Though all of the above makes sense, I have been surprised by the lack of uniform application of biomarker assays across clinical testing by many drug companies, large and small. The reasons are varied and often come down to the need to maintain timelines, the difficulty in getting access to clinical samples and the existential push to just keep moving because everyone else is moving. I would posit that the most useful approach would be to start integrating these kinds of screens as early as possible (most practically as a secondary or sublibrary scaffold screen if one is doing screening by single-cell flow-based screening10). By starting early it then becomes an intuitive imperative to continue that subset of markers that is most relevant as the drugs move forward through preclinical and onto clinical trials. It might be too late for the older drugs well along the process to apply this notion, but for new drugs, an integrated approach will likely serve up huge benefits.
Philosophical meanderings
I believe that it is time to stop taking the easy way out in drug screening and that there are many assay types beyond my provincial favorite (single-cell flow cytometry) to apply to primary cells that can be used in a clinical setting. The percentage of successful drugs coming through the pipeline has not improved, and the budgets for pushing them through clinical trials are not expanding enough to test more drugs, even if more passed the preclinical stages. I have argued that it is time to stop winning the small victories and start moving the use of clinical samples back toward larger-scale drug screening.

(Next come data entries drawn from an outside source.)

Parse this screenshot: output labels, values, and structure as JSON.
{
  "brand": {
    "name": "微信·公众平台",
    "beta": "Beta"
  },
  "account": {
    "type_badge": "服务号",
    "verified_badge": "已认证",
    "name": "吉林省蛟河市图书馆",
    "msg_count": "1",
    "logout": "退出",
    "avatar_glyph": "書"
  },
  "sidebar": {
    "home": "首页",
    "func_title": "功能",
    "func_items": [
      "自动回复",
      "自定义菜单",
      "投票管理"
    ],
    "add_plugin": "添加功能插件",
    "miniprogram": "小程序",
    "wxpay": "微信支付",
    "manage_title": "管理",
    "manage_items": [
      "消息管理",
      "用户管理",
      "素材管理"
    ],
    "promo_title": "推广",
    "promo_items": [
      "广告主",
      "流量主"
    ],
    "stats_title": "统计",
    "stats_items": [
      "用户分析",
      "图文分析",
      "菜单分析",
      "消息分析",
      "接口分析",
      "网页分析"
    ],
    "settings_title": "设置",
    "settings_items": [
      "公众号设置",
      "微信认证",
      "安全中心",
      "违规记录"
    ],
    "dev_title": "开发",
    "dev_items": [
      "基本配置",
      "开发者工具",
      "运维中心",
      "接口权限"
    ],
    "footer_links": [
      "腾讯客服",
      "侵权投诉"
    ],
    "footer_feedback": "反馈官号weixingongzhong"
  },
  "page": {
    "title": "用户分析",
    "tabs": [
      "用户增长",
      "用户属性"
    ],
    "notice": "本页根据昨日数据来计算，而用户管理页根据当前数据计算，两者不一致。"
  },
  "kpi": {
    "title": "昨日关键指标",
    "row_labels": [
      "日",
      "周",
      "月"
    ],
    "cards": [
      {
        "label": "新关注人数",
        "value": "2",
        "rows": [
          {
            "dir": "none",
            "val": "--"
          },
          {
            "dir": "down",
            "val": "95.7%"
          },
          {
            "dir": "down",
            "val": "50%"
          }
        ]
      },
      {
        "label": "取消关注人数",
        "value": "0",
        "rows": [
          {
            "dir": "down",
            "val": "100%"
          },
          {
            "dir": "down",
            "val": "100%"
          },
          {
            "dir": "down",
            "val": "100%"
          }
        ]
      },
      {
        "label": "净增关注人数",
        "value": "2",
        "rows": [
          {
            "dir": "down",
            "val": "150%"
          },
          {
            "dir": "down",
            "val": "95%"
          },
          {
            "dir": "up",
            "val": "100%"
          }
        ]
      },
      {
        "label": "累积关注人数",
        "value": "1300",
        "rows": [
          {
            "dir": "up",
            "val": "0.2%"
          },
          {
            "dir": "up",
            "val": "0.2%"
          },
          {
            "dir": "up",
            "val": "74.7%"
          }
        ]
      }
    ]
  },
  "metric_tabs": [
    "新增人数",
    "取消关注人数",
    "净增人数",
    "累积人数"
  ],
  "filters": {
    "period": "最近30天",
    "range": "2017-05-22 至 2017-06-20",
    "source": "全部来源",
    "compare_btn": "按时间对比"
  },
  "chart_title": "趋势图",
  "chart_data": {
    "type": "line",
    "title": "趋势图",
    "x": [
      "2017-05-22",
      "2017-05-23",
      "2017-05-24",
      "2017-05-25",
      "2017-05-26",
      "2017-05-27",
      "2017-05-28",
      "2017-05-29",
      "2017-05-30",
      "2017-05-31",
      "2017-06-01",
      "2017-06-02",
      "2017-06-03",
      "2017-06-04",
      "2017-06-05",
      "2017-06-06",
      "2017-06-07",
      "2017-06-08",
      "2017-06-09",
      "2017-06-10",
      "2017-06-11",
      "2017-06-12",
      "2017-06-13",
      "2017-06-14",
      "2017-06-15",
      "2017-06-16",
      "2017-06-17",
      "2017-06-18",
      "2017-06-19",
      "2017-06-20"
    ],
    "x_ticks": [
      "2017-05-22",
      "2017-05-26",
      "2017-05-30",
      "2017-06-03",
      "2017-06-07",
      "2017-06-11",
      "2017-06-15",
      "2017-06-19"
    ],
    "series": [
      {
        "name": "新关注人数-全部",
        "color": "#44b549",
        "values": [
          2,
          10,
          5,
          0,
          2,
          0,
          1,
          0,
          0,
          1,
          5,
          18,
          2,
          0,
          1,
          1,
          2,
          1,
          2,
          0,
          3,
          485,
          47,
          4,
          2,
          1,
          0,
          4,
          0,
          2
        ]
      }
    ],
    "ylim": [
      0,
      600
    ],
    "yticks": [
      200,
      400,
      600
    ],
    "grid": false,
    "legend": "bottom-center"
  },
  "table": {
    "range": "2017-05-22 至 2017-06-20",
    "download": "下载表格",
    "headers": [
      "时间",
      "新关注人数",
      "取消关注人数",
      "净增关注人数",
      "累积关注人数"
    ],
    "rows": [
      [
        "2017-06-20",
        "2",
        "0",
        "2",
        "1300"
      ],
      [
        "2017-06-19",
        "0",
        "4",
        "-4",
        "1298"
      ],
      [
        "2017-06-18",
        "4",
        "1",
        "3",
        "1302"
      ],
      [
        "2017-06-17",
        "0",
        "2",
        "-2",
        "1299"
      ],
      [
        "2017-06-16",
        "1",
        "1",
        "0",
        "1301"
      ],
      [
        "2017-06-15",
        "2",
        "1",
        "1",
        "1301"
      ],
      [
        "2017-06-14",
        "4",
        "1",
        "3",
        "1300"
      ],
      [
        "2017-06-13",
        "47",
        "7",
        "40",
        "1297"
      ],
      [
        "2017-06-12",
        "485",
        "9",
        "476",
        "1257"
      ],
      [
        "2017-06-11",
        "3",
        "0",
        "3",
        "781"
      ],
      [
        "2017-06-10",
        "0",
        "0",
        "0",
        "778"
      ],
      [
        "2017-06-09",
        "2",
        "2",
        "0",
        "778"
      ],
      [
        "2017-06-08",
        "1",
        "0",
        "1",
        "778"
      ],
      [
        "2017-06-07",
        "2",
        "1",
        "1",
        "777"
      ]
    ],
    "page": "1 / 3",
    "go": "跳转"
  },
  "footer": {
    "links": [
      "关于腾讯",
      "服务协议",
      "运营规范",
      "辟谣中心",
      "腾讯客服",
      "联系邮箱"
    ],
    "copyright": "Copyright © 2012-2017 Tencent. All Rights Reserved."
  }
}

And I believe it's time to start moving more mechanistic studies of cellular systems at the single-cell level forward into the clinic to truly use them as mechanistically relevant biomarkers of disease course and drug action. With such an approach, more fit candidate drugs will move out of the labs and into preclinical development, and with the right assays in the clinic we'll discard the suboptimal drugs faster, achieve earlier clinical focus through 'patient stratification', and effectively increase the success rate of drugs as they move through the system. And finally, I want to state emphatically that looking for a single-biomarker 'one size fits all' knockout punch is an elusive philosopher's stone for transmuting sera into gold. The HER2/neu-trastuzumab (Herceptin) biomarker stories are a dream to attain as a biomarker that relates symptoms to mechanism, and for most diseases they will remain a dream because such easy pickings are few and far between. The network, and measures of immediate drug impact through single cells, is this shaman's advice for the near term. And that's what I think, at least for now.